Глава 9. ПРУД ШВЕЙЦАРЦЕВ

   Все знают этот длинный четырехугольник, аквамариновый, переливчатый в прекрасное время года, белый и бугорчатый зимой, четырехугольник, который и поныне называется Прудом швейцарцев.
   Порой крик восхищения вырывается у собравшихся. Это Сен-Жорж, смелый конькобежец, только что описал такой совершенный круг, что даже геометр, измерив его, не нашел бы в нем ни одной существенной погрешности.
   Несколько саней с умеренной скоростью искали уединения. Какая-то дама в маске — несомненно, по случаю холодов — поднимается в сани, в то время как прекрасный конькобежец в широком плаще с золотыми петлицами наклоняется к спинке, чтобы толчок увеличил скорость саней, которые он подталкивает и которыми одновременно управляет.
   Внезапно среди всех этих сильфов, которые скорее скользят, нежели ходят, возникает великое волнение и поднимается невообразимая суматоха.
   Королева появилась на краю, чтобы ее узнали и посторонились, хотя она делает знак рукой, чтобы всякий оставался на своем месте.
   Раздался крик: «Да здравствует королева!»; затем, несмотря на разрешение не уступать ей место, летающие конькобежцы и толкаемые сани, словно под действием электричества, образуют широкий круг с центром в том месте, где остановилась августейшая посетительница.

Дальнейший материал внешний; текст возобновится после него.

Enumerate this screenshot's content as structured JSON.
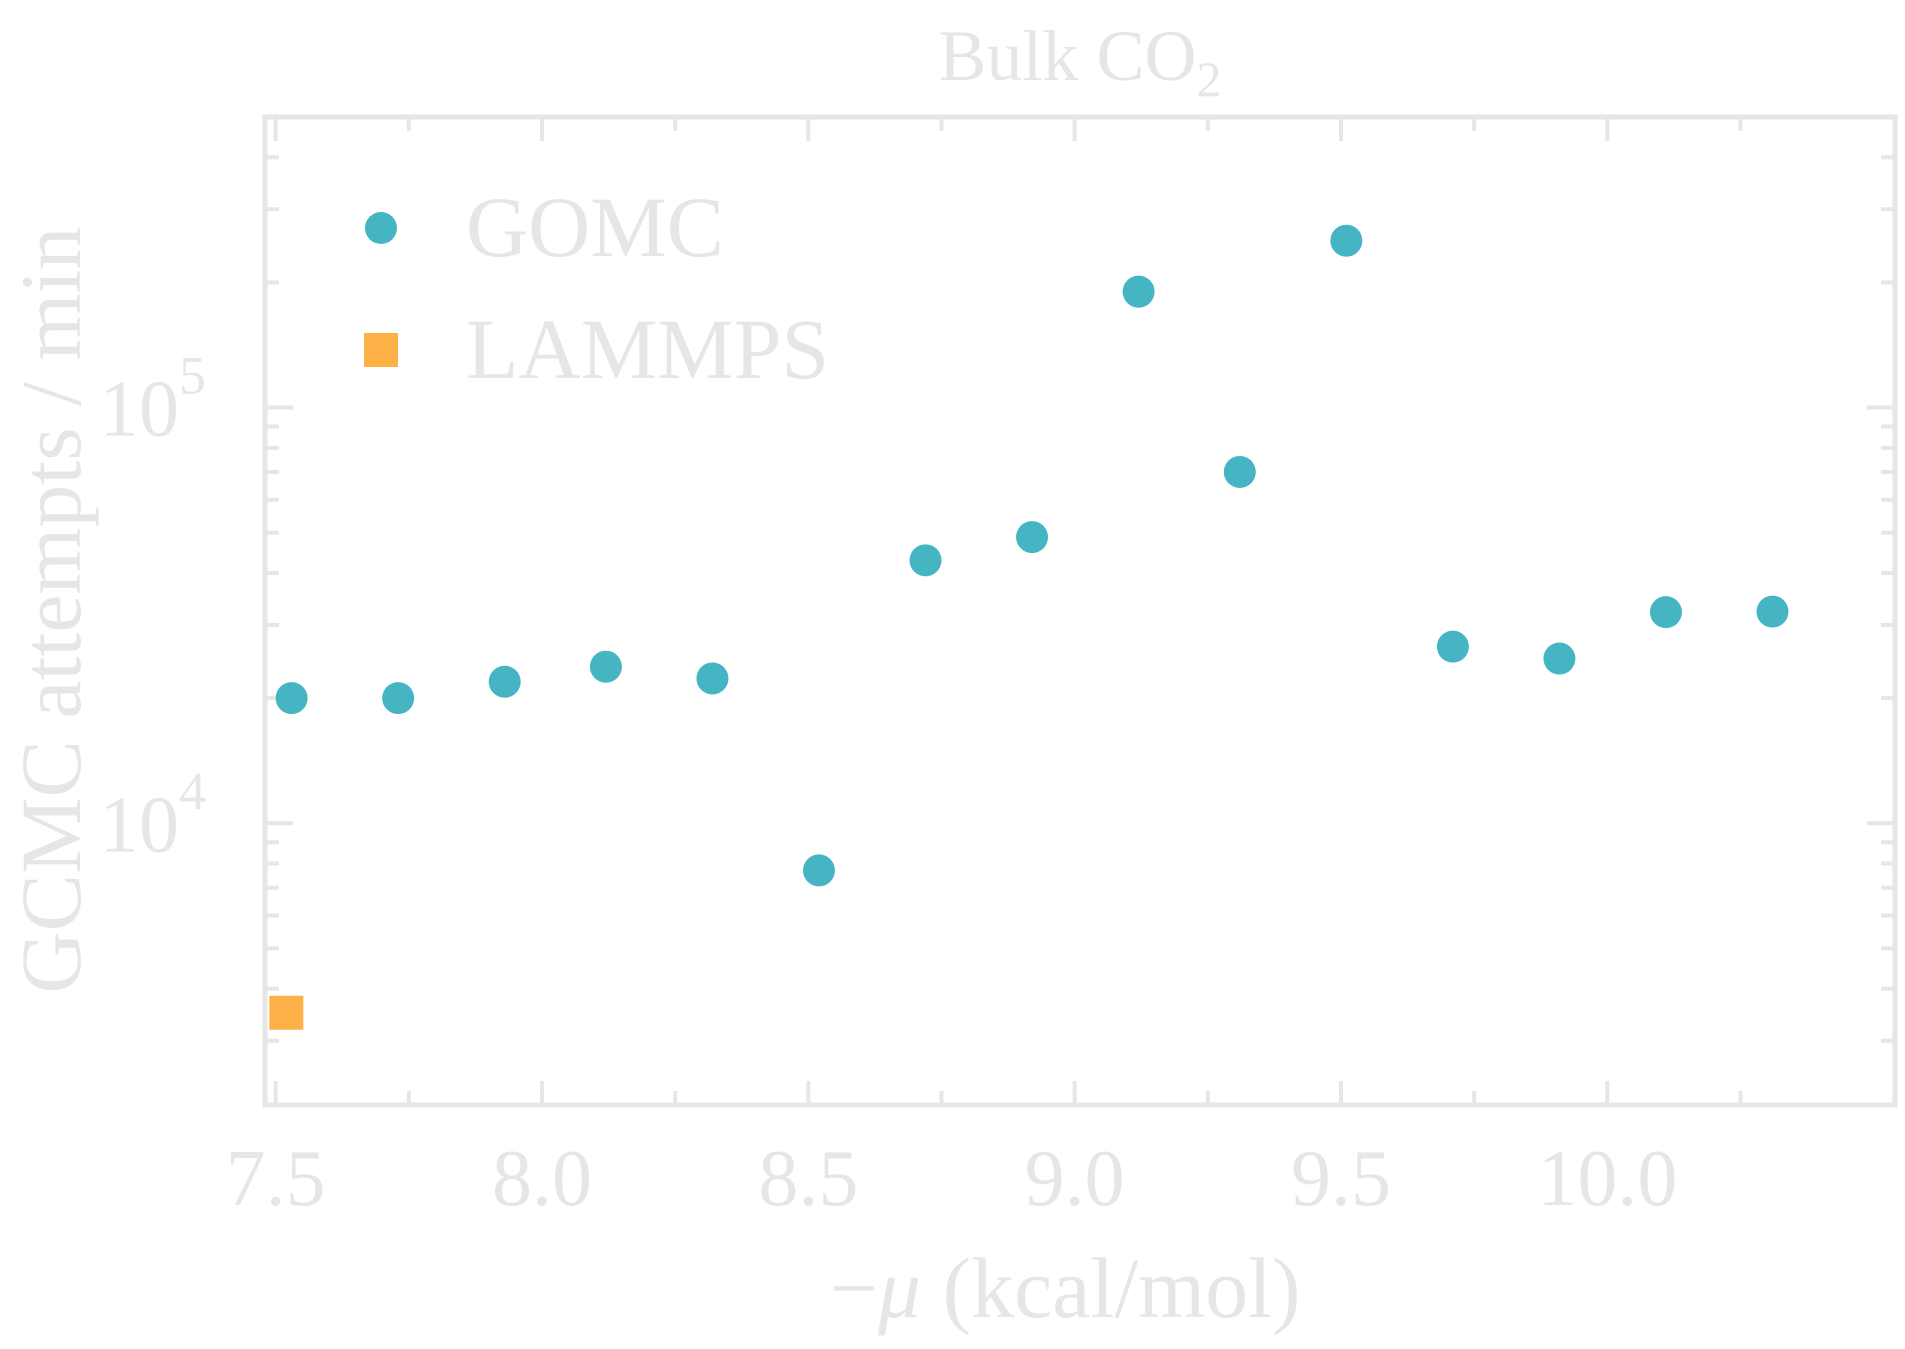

   Все внимание обращено на нее.
   Граф д'Артуа, который был замечен в числе самых элегантных и самых проворных конькобежцев, был не последним из тех, кто преодолел пространство, отделявшее его от невестки, подлетел к ней и, целуя руку, спросил:
   — Вы заметили, что граф Прованский вас избегает? С этими словами он указал пальцем на графа — тот широко шагал по заснеженному перелеску, делая крюк в поисках своей кареты.
   — Но почему же?
   — Сейчас объясню. Он узнал, что господин де Сюфрен, наш прославленный победитель, должен приехать сегодня вечером, а так как это важная новость, то он хочет, чтобы вы о ней не узнали.
   Королева увидела, что ее окружает толпа любопытных, которых почтительность не заставила отойти настолько, чтобы уши их не могли услышать того, что говорил ей деверь.
   — Господин де Таверне, — сказала она. — Будьте добры, займитесь, пожалуйста, моими санями, и, если ваш батюшка здесь, я отпускаю вас на четверть часа.
   Молодой человек поклонился и, чтобы исполнить приказание королевы, пробился сквозь толпу.
   Толпа тоже все поняла: порой она проявляет удивительный инстинкт; она расширила круг, и королева с графом д'Артуа почувствовали себя свободнее.
   — Брат! — сказала королева. — Объясните, пожалуйста, что выиграет наш брат, не уведомив меня о прибытии господина де Сюфрена?
   — Ох, сестра! Может ли быть, чтобы вы, женщина, королева и враг, тотчас же не уловили цель этой хитрой политики? Господин де Сюфрен приезжает, а при дворе об этом никто и не слыхал. Господин де Сюфрен — герой морских сражений в Индии, а король, сам того не зная, Пренебрегает им, следовательно, сами того не желая, пренебрегаете им и вы, сестра. И наоборот: в это самое время граф Прованский, который знает о приезде господина де Сюфрена, принимает моряка, улыбается ему, ласкает его, посвящает ему четверостишие и, увиваясь вокруг индийского героя, становится героем французским. Это очень просто: заметив, что граф Прованский старается узнать все, что делаю я, я плачу людям, которые рассказывают мне обо всем, что делает он. Это может быть полезно мне, да и вам тоже.
   — Спасибо за союз. Ну, а король?
   — А королю уже сообщили… Сестра, вы замерзли, — прибавил принц, — у вас посинели щеки, предупреждаю вас!
   — Вот возвращается с моими санями господин де Таверне.
   — До встречи, милая сестра!
   — Когда?
   — Сегодня вечером.
   — А что происходит сегодня вечером?
   — Не происходит, но произойдет!
   — Хорошо. Что же произойдет?
   — Произойдет то, что весь большой свет соберется на игру у короля.
   — Почему?
   — Потому что сегодня вечером министр приведет господина де Сюфрена.
   — Превосходно. Значит, до вечера!
   Тут юный принц поклонился сестре со столь свойственной ему пленительной учтивостью и скрылся в толпе.
   Таверне-отец следил глазами за сыном, когда тот уходил от королевы, чтобы заняться ее санями. Однако вскоре его бдительный взгляд снова обратился к королеве. Оживленный разговор Марии-Антуанетты с деверем внушил ему опасения.